The complaint contains three counts asserted by the CFPB and NYAG alleging unfair or deceptive acts or practices in violation of the Consumer Financial Protection Act based on the following alleged conduct by Sterling:

  • Representing to consumers that they were completing a survey, enrolling in a rewards program, or checking on the amount of credit for which the consumer would qualify when, in fact, either the consumer or a Sterling employee was completing a credit application for the consumer without his or her knowledge or consent
  • Misrepresenting financing terms to consumers, including interest rates, monthly payment amounts, and eligibility for promotional financing
  • Enrolling consumers for payment protection plan insurance (PPPI) without informing them that they were being enrolled or misleading them about what they were signing up for

This alleged conduct is also the basis of two counts alleging state law violations asserted only by the NYAG.

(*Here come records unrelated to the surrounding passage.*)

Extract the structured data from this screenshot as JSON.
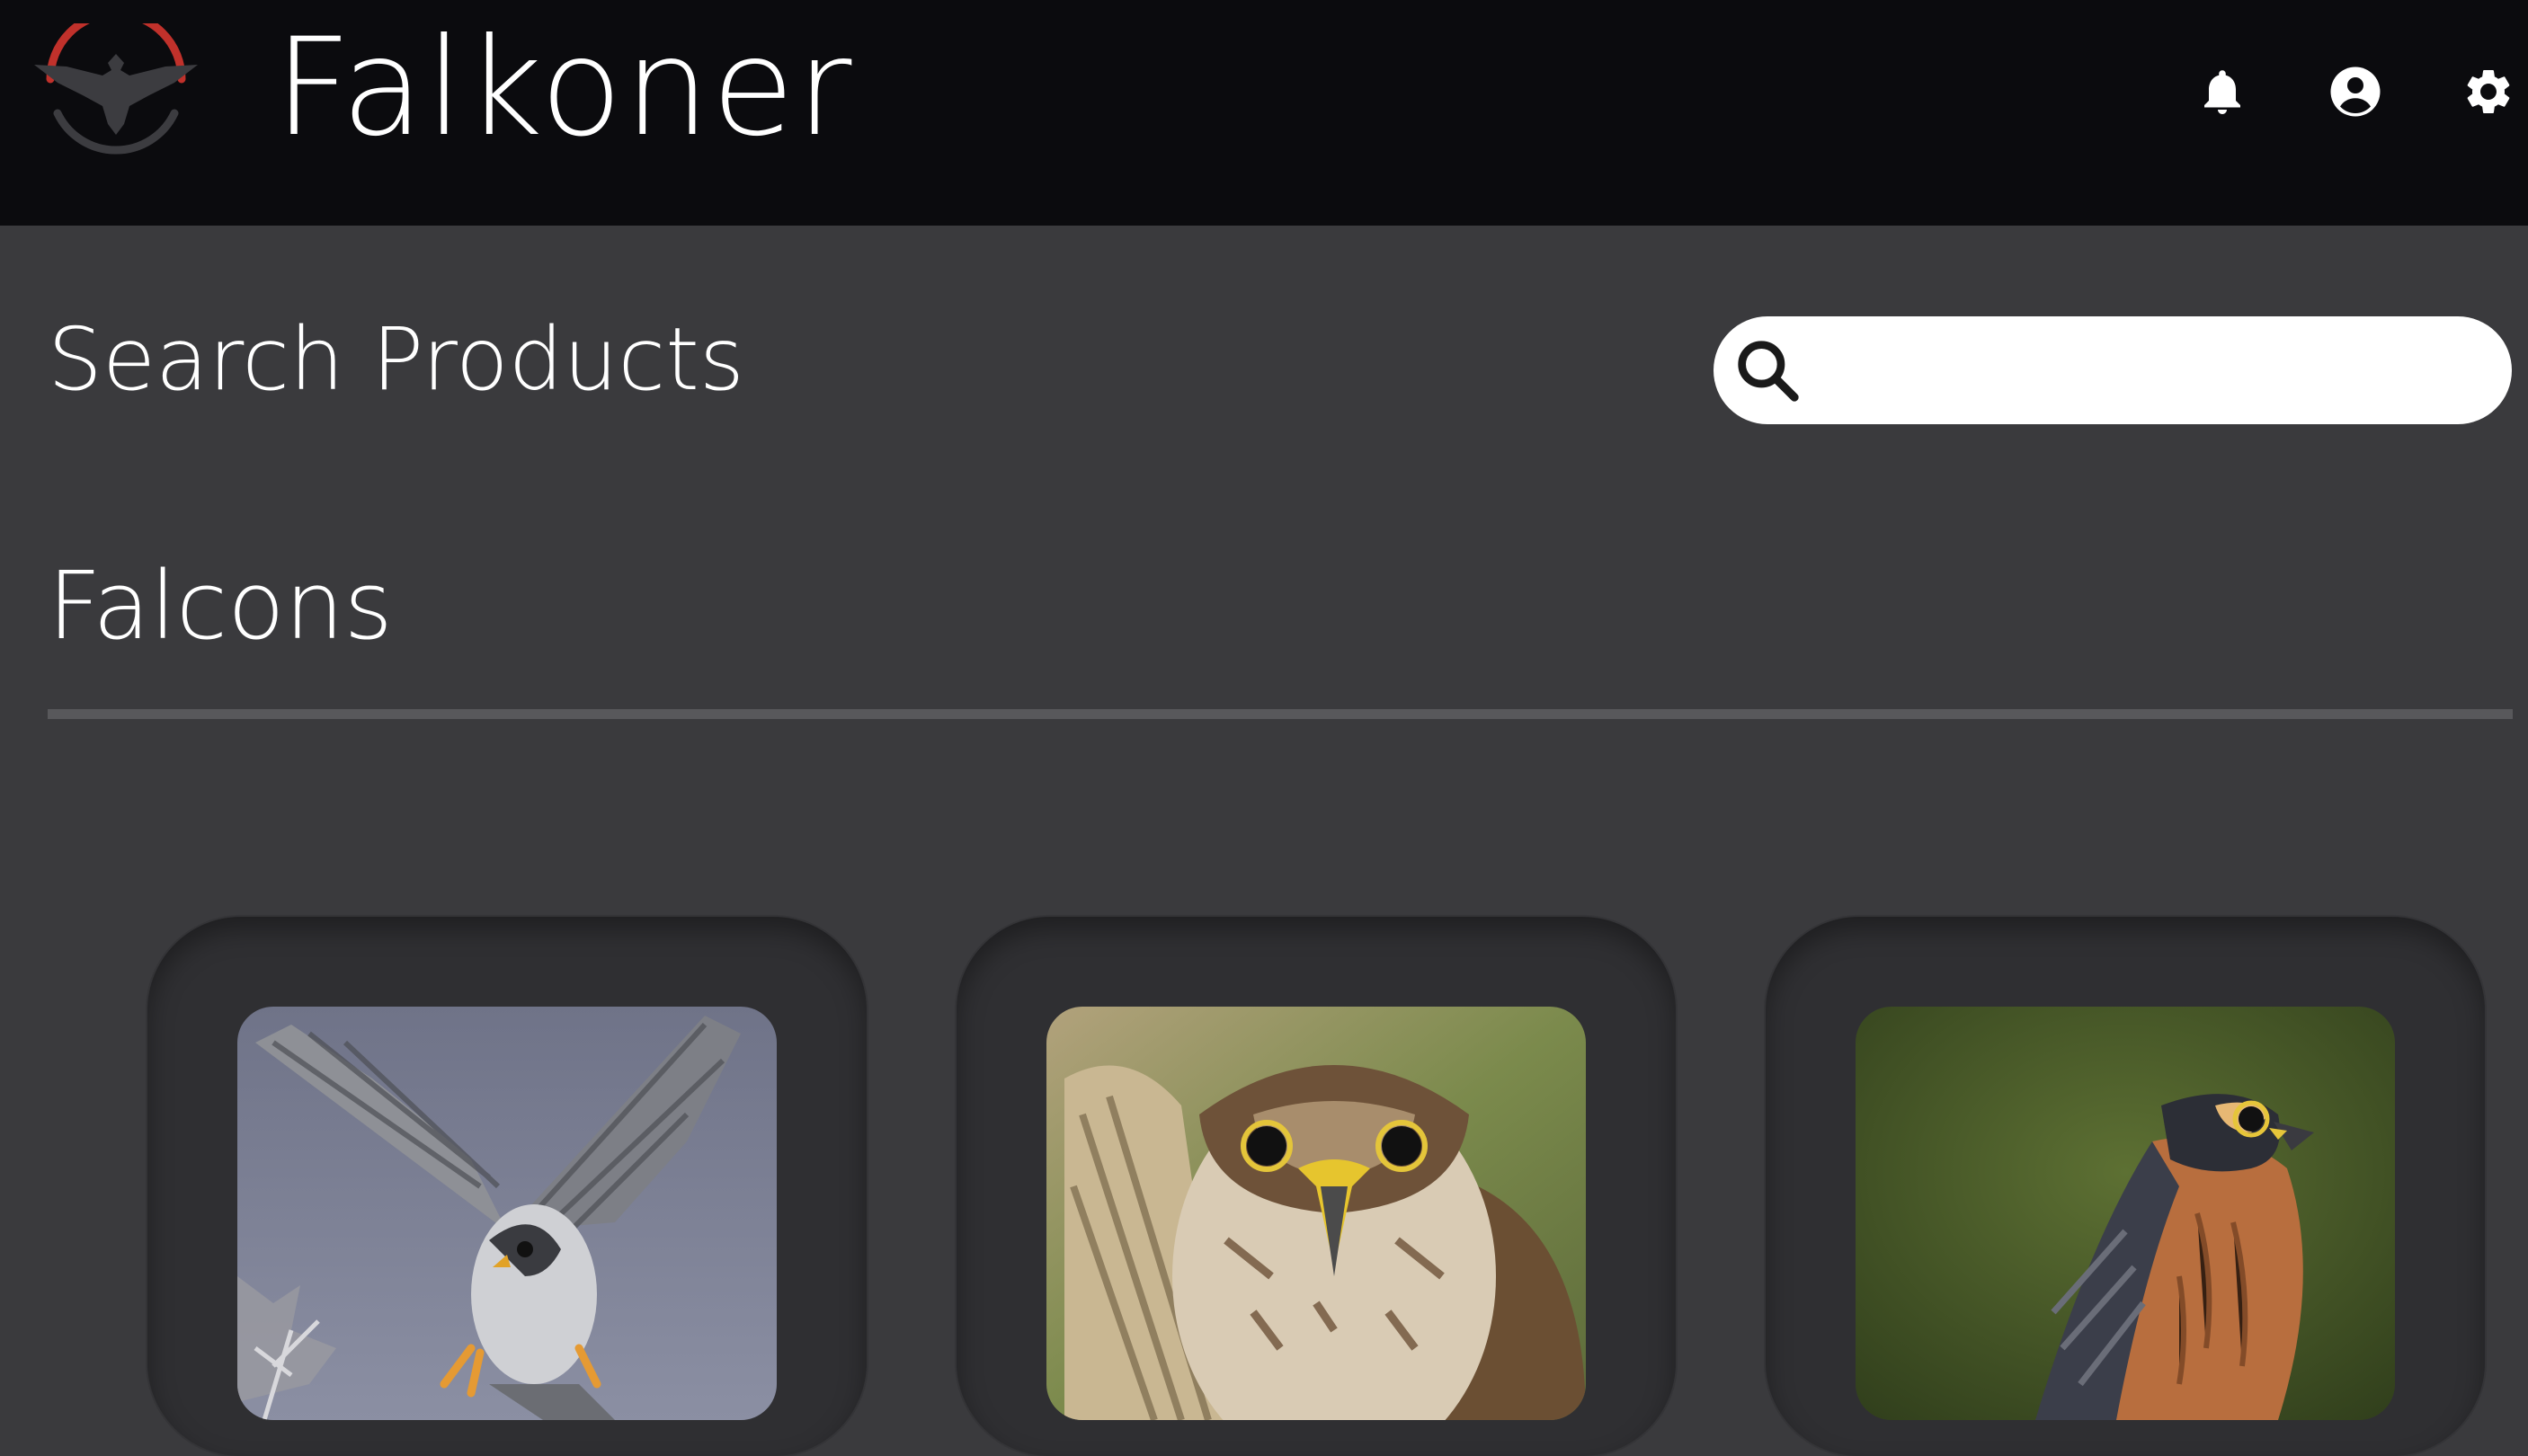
{
  "header": {
    "app_title": "Falkoner",
    "logo_icon": "falcon-emblem-icon",
    "accent_color": "#c0312b",
    "actions": [
      {
        "name": "notifications",
        "icon": "bell-icon"
      },
      {
        "name": "account",
        "icon": "user-circle-icon"
      },
      {
        "name": "settings",
        "icon": "gear-icon"
      }
    ]
  },
  "search": {
    "label": "Search Products",
    "placeholder": "",
    "value": "",
    "icon": "search-icon"
  },
  "section": {
    "title": "Falcons"
  },
  "products": [
    {
      "image": "peregrine-falcon-landing-photo"
    },
    {
      "image": "saker-falcon-closeup-photo"
    },
    {
      "image": "aplomado-falcon-perched-photo"
    }
  ]
}
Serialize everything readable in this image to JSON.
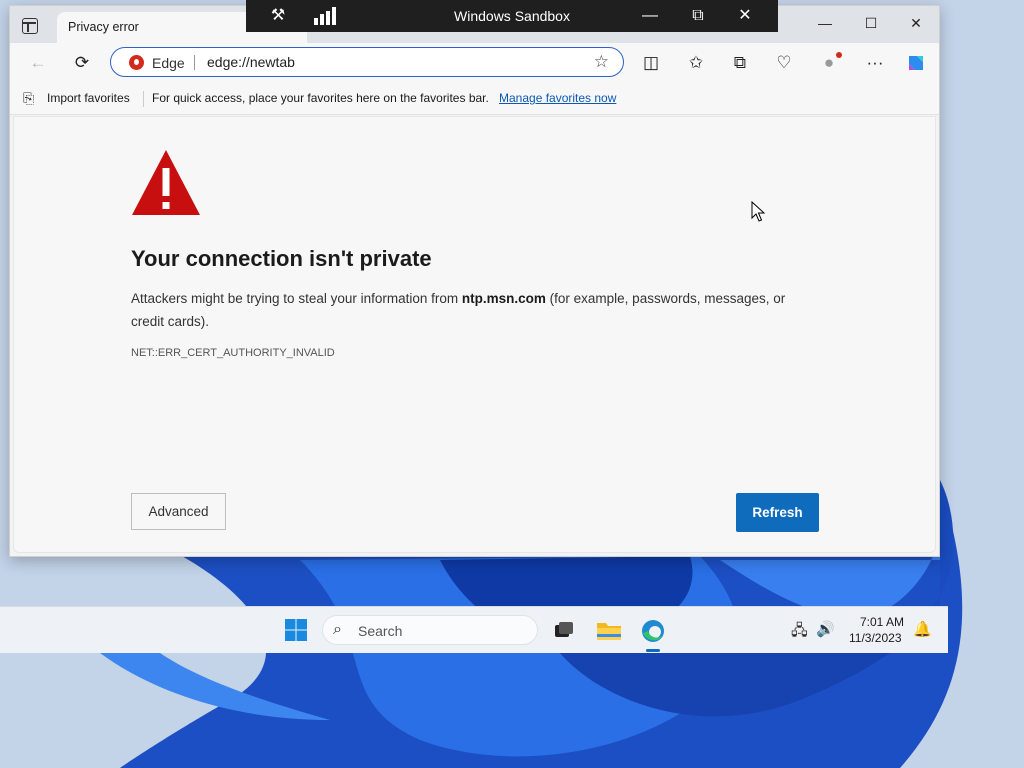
{
  "sandbox": {
    "title": "Windows Sandbox"
  },
  "tab": {
    "title": "Privacy error"
  },
  "address": {
    "badge": "Edge",
    "url": "edge://newtab"
  },
  "favorites": {
    "import_label": "Import favorites",
    "hint": "For quick access, place your favorites here on the favorites bar.",
    "manage_link": "Manage favorites now"
  },
  "error": {
    "title": "Your connection isn't private",
    "desc_prefix": "Attackers might be trying to steal your information from ",
    "host": "ntp.msn.com",
    "desc_suffix": " (for example, passwords, messages, or credit cards).",
    "code": "NET::ERR_CERT_AUTHORITY_INVALID",
    "advanced_label": "Advanced",
    "refresh_label": "Refresh"
  },
  "taskbar": {
    "search_label": "Search",
    "time": "7:01 AM",
    "date": "11/3/2023"
  },
  "colors": {
    "accent": "#0f6cbd",
    "warning": "#c80f0f",
    "edge_badge": "#d32a1e"
  }
}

In another count asserted only by the CFPB, Sterling is alleged to have violated TILA and Regulation Z by issuing credit cards to consumers without their knowledge or consent and not in response to an oral or written request for the card.  This alleged TILA/Reg Z violation is also the basis for a count alleging a state law violation asserted only by the NYAG as well as a count alleging a CFPA violation asserted by both the CFPB and NYAG.

In addition to requiring payment of the civil money penalties, the settlement prohibits Sterling from continuing to engage in the alleged unlawful practices and to “maintain policies and procedures related to sales of credit cards and any related add-on products, such as [PPPI], that are reasonably designed to ensure consumer consent is obtained before any such product is sold or issued to a consumer.  Such policies and procedures must include provisions for capturing and retaining consumer signatures and other evidence of consent for such products and services.”  By not requiring consumer restitution, the settlement differs from consent orders entered into by the CFPB under the leadership of former Director Cordray that required restitution by companies that had allegedly enrolled consumers in a product without their consent.